5.) Transmetropolitan, comic series by Warren Ellis and Darick Robertson. Spider Jerusalem is my kind of hero; bald, ballsy, chaotic, and batshit insane. Oh yes, and he's a journalist. The character is based on Hunter S. Thompson, the setting is some distant point in a hedonistic future, and all of the stories are completely relevant. Patrick Stewart summed it up best in his intro to the fifth volume:
"I think, however, I can say this: I know this City, I have read The Word, I have listened to these politicians, I have smelt the stink of greed, I have thrown stuff at the TV, I have wondered what future there is for Truth and Beauty."
It's satiric science fiction at its best, basically: fiercely questioning the present through an exploration of a possible future.

6.) Truly Unusual Soups by Lu Lockwood. Second edition published in 1983. My sister gave this to me as a Christmas present my first year in college, when my entire repertoire of cooking was limited to three different kinds of soup. Highlights from Ms.
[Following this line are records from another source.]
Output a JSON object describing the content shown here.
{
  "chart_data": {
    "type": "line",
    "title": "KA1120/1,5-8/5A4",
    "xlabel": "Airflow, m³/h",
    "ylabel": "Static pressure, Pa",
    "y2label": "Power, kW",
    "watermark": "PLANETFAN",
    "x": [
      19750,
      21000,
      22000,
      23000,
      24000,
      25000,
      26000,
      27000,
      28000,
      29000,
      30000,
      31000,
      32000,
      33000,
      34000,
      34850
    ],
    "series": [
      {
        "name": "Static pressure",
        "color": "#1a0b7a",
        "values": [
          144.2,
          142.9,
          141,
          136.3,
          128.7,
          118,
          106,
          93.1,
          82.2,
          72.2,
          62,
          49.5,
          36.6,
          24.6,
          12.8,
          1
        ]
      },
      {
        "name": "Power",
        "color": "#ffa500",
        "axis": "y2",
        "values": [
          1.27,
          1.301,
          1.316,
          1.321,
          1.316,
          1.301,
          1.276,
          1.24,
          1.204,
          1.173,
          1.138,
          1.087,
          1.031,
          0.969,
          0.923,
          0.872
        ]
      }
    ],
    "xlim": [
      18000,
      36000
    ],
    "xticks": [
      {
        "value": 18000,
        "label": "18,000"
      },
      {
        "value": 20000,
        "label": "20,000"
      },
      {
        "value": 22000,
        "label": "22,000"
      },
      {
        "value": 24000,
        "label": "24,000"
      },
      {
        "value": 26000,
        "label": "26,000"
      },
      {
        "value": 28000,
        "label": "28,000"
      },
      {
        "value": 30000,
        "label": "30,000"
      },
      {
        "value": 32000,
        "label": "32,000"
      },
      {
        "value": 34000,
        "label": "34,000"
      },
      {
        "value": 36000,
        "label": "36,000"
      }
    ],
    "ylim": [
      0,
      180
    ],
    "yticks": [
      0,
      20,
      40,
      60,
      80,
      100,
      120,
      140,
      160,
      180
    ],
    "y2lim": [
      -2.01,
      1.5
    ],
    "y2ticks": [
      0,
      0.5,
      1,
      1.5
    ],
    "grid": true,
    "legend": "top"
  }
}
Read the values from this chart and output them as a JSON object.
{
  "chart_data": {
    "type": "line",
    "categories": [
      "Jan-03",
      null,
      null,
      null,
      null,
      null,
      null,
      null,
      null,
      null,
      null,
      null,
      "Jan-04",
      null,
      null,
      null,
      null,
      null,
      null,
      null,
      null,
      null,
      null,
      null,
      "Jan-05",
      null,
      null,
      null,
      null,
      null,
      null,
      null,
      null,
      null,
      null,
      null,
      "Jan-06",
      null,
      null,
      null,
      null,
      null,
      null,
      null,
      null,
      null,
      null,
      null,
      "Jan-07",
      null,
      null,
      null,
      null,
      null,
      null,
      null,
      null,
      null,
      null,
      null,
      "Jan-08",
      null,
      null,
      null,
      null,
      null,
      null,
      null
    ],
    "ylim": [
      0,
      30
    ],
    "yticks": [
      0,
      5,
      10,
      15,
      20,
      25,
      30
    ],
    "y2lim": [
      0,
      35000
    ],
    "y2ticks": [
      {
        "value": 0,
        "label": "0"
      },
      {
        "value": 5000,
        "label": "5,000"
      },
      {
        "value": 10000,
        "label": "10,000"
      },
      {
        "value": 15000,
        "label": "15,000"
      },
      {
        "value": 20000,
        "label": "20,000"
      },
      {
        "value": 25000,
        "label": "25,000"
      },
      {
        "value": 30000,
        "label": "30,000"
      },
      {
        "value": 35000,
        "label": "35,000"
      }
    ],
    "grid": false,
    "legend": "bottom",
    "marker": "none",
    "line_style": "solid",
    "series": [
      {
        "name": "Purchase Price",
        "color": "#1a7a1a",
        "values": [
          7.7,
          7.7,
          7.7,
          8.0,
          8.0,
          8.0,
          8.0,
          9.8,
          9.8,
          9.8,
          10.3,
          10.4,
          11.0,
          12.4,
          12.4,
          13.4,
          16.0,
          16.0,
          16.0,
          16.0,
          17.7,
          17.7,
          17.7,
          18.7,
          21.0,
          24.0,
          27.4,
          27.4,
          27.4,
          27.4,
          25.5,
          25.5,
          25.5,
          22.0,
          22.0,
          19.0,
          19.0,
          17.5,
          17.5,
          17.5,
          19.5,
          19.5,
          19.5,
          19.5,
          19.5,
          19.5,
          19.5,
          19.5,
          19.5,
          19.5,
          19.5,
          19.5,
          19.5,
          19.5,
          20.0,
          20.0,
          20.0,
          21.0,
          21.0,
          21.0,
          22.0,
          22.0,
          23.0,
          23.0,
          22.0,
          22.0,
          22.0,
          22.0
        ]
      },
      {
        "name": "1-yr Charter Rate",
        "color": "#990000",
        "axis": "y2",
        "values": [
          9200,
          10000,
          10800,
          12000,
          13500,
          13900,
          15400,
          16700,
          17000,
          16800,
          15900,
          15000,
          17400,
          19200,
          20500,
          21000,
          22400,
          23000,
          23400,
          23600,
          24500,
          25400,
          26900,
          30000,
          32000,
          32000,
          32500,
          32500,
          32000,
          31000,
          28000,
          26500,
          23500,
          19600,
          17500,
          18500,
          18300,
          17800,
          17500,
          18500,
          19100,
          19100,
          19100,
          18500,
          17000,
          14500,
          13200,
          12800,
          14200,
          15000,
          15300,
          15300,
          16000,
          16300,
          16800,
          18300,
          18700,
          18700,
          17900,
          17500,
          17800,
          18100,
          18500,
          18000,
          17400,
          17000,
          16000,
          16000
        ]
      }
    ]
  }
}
Lockwood include "Jellied Cucumber Soup", "Mama's Fruit Soup", "Peanut Butter Soup", and my personal favorite: "Flaming Cheese Soup".

Thank you and goodnight.
I work in a Big Corporate Bookstore. This isn't as bad as one would think, really. Yes, it's retail, and retail does indeed kill your soul off in wee pieces.

(And yes, I'm anti-consumer culture, if you couldn't tell.)

It's got its downside. Usually at least once a day, I get a customer that looks at me like I'm the idiot when they say, "I'm looking for this book, don't remember the title or author, but it was about dieting and the cover is white and it was on Good Morning America last week..."
Or the belligerent preteens who think they're really slick shoplifting crap manga...
Or the annoying Momzillas who read Cosmo while their kids chew on the picture books...
Or the glaring conservatives who look down their noses at me (femmestached, messy-haired, dykey Harry Potter lookalike dressed in clothes from Good Will) while buying tripe by Pat Buchanon or Anne Coulter or Glenn Beck...

But it's got its good points too. For every one of the demonspawn customers, there's a regular who chats with you while comparing Elmore Leonard to Raymond Chandler. There's the kids who are polite and happy when you can give them the next book in the series they're obssessed with. There's the ancient couples that pull you into their literary arguments. There's the adorably shy students asking for poetry by Mary Oliver or Pablo Neruda. Best of all, there's the people who ask for your recommendations, and actually listen to you.

In the last nine months, I've found myself falling back into the literary habits I had before college. I'm reading 4-5 books at a time, finishing some in weeks and others in hours. I've found myself staying up until 3am to finish a novel. I'm trying new authors, series, and genres that I never touched before. Mostly, I'm having a great time.

It's a good habit. So I thought I'd start to share it. I'll be doing reviews and recommendations in this blog, with added geekery on authors and sub-genres and pretty much anything else I can think of relating to books.